I hope to have answered all your questions.
I have a WordPress plugin, which checks for an updated version of itself every hour with my website. On my website, I have a script running which listens for such update requests and responds with data.
What I want to implement is some basic analytics for this script, which can give me information like no of requests per day, no of unique requests per day/week/month etc.
What is the best way to go about this?
Use some existing analytics script which can do the job for me
Log this information in a file on the server and process that file on my computer to get the information out
Log this information in a database on the server and use queries to fetch the information
Also there will be about 4000 to 5000 requests every hour, so whatever approach I take should not be too heavy on the server.
I know this is a very open ended question, but I couldn't find anything useful that can get me started in a particular direction.
Wow. I'm surprised this doesn't have any answers yet. Anyways, here goes:
1. Using an existing script / framework
Obviously, Google analytics won't work for you since it is javascript based. I'm sure there exists PHP analytical frameworks out there. Whether you use them or not is really a matter of your personal choice. Do these existing frameworks record everything you need? If not, do they lend themselves to be easily modified? You could use a good existing framework and choose not to reinvent the wheel. Personally, I would write my own just for the learning experience.
I don't know any such frameworks off the top of my head because I've never needed one. I could do a Google search and paste the first few results here, but then so could you.
2. Log in a file or MySQL
There is absolutely NO GOOD REASON to log to a file. You'd first log it to a file. Then write a script to parse this file.Tomorrow you decide you want to capture some additional information. You now need to modify your parsing script. This will get messy. What I'm getting at is - you do not need to use a file as an intermediate store before the database. 4-5k write requests an hour (I don't think there will be a lot of read requests apart from when you query the DB) is a breeze for MySQL. Furthermore, since this DB won't be used to serve up data to users, you don't care if it is slightly un-optimized. As I see it, you're the only one who'll be querying the database.
EDIT:
When you talked about using a file, I assumed you meant to use it as a temporary store only until you process the file and transfer the contents to a DB. If you did not mean that, and instead meant to store the information permanently in files - that would be a nightmare.
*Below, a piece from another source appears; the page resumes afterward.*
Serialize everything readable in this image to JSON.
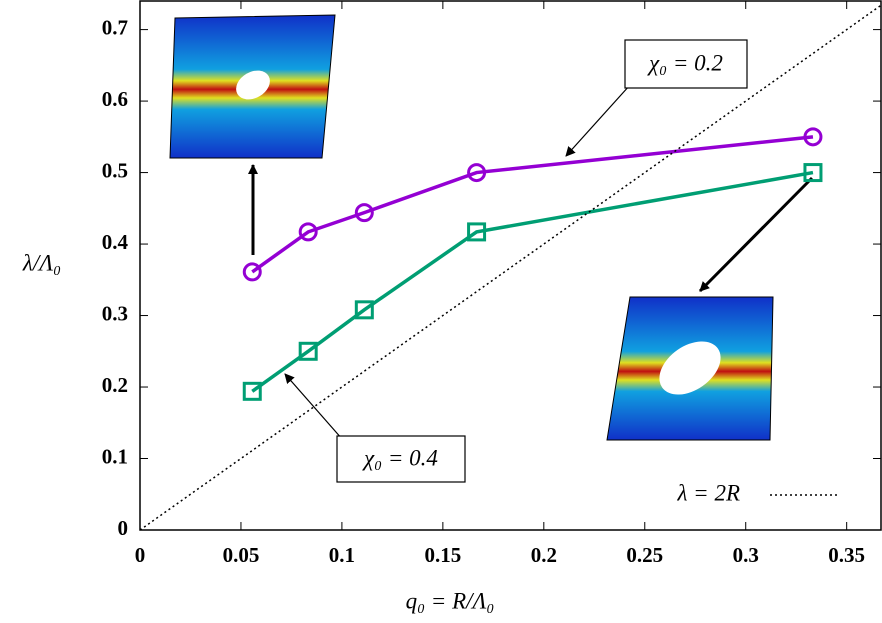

Imagine trying to query for certain information that is scattered across files. Not only would you have to write a script that can parse the files, you'd have to right a non-trivial script that can query them without loading all the contents into memory. That would get nasty very, very fast and tremendously impair your abilities to spot trends in data etc.
Once again - 4-5K might seem like a lot of requests, but a well optimized DB can handle it. Querying a reasonably optimized DB will be magnitudes upon magnitudes of orders faster than parsing and querying numerous files.
I would recommend to use an existing script or framework. It is always a good idea to use a specialized tool in which people invested a lot of time and ideas. Since you are using a php Piwik seems to be one way to go. From the webpage:
Piwik is a downloadable, Free/Libre (GPLv3 licensed) real time web analytics software program. It provides you with detailed reports on your website visitors: the search engines and keywords they used, the language they speak, your popular pages…
Piwik provides a Tracking API and you can track custom Variables. The DB schema seems highly optimized, have a look on their testimonials page.